Whenever I’m going through a rough time Ryan Adams music helps. It may not make any of it go away, on the contrary, sometimes his songs hit deep, and make me feel the rough even more. But, sometimes that’s what needs to happen. It can be cathartic, and it can help to open me up and feel more, which leads to helping me think more, too. When things are rough with me, and with my life, I tend to close off and put up walls. Those walls can become too much for me to get inside of, and not just keep others away. Music always helps to hinder their construction. It can also help me while I work through things. I hate reacting before I’ve had time to think. Things are said that can’t always be taken back when I react before thinking. Its why anger is so hard on me. Sometimes its okay to say “I need space to think.”

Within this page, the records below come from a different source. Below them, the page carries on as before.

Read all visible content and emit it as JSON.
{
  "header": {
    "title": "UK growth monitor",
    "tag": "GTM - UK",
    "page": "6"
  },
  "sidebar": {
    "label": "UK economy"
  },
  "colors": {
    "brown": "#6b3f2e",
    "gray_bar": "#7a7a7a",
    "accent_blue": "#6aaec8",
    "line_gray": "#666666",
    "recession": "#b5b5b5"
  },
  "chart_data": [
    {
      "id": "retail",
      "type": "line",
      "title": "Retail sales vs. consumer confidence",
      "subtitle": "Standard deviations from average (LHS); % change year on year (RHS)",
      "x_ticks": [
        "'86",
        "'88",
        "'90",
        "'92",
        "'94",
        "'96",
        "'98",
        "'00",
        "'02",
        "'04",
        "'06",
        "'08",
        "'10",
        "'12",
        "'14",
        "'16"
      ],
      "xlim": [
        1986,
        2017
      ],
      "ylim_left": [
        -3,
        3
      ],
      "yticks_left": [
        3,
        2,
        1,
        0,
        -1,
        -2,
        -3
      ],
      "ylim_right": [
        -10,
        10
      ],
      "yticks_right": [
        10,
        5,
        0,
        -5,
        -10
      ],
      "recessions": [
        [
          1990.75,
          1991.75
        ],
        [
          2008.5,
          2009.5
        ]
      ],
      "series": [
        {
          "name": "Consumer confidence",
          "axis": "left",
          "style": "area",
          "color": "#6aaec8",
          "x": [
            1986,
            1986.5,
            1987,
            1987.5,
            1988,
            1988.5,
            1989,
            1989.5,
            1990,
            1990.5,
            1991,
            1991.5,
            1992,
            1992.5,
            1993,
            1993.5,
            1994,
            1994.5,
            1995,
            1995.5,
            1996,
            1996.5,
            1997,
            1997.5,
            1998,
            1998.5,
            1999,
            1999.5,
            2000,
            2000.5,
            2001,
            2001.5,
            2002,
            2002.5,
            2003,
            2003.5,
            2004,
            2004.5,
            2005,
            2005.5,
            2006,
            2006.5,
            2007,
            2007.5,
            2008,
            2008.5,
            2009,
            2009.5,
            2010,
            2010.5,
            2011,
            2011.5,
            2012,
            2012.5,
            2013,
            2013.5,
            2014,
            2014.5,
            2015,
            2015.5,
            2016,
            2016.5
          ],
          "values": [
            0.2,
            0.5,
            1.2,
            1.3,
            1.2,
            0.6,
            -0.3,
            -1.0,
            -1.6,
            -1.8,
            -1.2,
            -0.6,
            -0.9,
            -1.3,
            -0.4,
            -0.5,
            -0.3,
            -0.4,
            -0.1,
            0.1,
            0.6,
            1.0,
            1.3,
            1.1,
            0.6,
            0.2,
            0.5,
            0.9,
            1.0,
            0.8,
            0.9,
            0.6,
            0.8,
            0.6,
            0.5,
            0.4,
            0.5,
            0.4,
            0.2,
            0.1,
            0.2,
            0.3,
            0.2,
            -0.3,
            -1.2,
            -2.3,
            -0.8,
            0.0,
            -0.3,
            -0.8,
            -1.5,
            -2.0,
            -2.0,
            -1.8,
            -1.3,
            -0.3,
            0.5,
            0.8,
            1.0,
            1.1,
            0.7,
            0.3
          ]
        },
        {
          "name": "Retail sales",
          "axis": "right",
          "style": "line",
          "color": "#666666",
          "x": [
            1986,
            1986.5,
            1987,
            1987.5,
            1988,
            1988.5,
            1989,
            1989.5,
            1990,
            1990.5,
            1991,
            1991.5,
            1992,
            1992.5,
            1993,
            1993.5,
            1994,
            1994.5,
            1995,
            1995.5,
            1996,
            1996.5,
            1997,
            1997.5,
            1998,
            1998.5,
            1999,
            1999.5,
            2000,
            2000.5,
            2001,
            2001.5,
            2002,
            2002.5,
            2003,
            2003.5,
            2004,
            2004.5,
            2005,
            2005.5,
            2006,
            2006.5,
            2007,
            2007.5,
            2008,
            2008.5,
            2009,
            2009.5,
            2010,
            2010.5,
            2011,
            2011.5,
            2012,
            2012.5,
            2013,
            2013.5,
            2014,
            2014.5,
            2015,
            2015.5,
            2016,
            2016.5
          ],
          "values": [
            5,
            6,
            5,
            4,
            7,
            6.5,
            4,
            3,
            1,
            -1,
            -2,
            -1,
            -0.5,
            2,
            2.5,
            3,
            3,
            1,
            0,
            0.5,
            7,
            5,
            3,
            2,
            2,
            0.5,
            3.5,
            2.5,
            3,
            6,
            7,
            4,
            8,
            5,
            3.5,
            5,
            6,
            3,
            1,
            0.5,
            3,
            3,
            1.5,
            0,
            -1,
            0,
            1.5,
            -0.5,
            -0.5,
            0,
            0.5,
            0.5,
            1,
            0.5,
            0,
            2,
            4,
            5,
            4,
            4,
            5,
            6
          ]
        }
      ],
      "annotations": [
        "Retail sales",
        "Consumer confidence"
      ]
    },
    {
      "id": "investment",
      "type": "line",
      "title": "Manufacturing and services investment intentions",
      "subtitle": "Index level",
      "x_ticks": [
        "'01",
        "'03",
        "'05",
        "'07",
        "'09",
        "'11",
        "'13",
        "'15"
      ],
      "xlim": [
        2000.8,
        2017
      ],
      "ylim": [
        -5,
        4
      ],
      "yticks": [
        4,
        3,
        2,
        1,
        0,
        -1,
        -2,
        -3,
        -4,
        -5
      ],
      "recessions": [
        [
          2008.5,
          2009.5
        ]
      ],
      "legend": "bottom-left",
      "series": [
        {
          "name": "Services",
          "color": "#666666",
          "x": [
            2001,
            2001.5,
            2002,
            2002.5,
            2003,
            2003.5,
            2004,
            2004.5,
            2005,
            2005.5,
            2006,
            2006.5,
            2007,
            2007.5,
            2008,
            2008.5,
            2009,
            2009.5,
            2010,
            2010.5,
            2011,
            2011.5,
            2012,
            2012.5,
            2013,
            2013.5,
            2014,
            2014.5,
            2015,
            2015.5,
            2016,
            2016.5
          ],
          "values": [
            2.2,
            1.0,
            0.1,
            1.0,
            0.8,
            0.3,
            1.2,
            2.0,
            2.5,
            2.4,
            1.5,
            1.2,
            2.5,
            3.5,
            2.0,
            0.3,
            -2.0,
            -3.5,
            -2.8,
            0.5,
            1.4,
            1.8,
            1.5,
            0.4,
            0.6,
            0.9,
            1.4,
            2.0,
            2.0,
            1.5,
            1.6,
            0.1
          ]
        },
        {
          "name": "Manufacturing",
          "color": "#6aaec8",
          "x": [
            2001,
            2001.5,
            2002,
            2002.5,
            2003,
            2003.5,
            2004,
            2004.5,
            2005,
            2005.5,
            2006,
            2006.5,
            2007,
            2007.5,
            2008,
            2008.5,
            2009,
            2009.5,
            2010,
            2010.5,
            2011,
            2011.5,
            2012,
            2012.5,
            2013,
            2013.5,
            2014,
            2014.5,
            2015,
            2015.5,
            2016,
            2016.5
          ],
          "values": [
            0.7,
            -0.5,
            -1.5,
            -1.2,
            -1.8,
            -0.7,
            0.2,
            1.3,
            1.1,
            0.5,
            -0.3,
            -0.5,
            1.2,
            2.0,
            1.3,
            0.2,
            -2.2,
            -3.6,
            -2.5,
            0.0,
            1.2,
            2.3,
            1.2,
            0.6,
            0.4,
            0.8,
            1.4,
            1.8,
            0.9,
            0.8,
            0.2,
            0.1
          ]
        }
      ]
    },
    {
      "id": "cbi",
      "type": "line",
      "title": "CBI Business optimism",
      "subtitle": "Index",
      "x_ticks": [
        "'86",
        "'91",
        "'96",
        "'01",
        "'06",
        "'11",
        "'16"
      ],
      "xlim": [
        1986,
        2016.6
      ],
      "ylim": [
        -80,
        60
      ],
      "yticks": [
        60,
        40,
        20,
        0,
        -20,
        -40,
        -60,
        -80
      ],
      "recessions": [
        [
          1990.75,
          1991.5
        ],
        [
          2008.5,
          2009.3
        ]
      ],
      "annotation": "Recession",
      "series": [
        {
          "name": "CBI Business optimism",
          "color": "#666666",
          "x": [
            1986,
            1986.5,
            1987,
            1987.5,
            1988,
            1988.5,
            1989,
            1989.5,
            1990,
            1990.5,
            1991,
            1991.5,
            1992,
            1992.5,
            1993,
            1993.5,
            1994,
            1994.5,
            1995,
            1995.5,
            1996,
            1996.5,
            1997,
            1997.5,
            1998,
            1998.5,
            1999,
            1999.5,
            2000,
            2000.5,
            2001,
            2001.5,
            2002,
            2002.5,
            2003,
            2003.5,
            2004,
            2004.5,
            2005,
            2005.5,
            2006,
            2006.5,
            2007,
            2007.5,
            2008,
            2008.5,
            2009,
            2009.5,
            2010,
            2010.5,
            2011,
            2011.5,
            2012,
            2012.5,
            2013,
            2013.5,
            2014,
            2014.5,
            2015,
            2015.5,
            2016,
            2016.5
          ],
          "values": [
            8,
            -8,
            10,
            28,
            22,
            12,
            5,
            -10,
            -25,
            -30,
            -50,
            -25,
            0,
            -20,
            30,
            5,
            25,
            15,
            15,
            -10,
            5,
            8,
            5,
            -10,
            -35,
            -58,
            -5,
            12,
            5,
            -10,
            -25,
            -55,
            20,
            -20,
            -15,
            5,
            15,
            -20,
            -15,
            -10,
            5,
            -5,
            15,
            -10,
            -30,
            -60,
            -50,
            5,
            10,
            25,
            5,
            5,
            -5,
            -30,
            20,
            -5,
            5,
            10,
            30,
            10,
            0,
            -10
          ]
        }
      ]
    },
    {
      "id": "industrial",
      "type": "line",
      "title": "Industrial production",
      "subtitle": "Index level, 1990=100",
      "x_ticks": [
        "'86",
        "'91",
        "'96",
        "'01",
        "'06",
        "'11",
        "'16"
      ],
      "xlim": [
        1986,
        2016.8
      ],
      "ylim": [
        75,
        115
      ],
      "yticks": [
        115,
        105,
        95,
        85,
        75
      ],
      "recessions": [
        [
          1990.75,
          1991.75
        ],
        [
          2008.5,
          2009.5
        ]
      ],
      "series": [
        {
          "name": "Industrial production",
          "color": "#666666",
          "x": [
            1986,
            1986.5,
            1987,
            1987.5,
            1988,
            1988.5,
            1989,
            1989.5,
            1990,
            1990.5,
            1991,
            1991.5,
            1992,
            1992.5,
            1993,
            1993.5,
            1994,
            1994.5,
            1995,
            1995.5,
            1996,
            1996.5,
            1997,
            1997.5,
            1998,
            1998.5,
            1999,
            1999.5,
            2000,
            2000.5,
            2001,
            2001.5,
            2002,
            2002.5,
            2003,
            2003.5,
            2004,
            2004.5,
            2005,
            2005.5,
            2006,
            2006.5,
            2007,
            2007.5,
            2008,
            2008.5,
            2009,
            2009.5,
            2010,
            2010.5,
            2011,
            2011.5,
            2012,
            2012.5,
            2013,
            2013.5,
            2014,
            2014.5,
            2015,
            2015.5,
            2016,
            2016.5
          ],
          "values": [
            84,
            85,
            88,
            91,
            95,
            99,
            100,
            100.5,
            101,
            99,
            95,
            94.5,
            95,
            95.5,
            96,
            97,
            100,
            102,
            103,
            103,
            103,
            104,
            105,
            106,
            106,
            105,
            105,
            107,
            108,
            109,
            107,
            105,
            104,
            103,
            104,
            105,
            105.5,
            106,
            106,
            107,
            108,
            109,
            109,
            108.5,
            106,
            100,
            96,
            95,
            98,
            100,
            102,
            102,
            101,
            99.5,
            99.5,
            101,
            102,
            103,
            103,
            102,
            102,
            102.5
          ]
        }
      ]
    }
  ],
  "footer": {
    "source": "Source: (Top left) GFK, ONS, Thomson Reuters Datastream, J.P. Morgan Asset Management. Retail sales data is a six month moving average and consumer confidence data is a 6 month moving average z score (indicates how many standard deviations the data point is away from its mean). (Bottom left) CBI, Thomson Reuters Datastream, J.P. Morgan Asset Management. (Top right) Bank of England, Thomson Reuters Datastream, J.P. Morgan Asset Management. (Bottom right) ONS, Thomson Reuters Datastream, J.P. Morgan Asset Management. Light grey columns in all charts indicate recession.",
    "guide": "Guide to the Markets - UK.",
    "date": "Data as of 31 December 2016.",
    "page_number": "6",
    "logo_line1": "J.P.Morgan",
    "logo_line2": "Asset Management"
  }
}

And sometimes its more than okay to turn to a Ryan Adams song. Today I’m turning to my all-time favorite Ryan Adams song, “Starlite Diner”, to help me feel and think, and to be today’s Song of the Day.
“Starlite Diner” is track 6 on Ryan Adams’ 2005 album, 29. It was released on December 19, on Lost Highway Records. The album was produced by Ethan Johns and was recorded prior to the formation of backing band The Cardinals. It was the last of three albums that Ryan released in 2005. The album’s cover art was drawn by Adams. (from Wikipedia)
The first time I heard “Starlite Diner” I was living in Chicago, and a story inspired from the song wrote itself in my mind. That story’s never left me, and it may someday evolve into something more. Maybe someday I’ll write it to life. The song is one of those forever me songs, with truths of myself tucked deep inside its melodies and lyrics, and tucked deep inside my love for the song itself, and all the memories, and inspirations, it evokes.
“Starlite Diner” by Ryan Adams
from the album, 29 (2005)
Song of the Day
“Is it possible to love someone too much?
To me, the Starlite diner lives in my mind as an imagined place where the coffee comes from a bottomless pot, and where writer’s block never comes to share the table with me, just inspiration, and desire.
Today, it’s doing something more. That imagined diner is a place I can sit and think, and sort out why things have gotten so rough. Its a place I can write, and cry, and try to come up with reasons and ways to get through this. Maybe at the bottom of that bottomless pot, there are answers along with the coffee grounds. Maybe.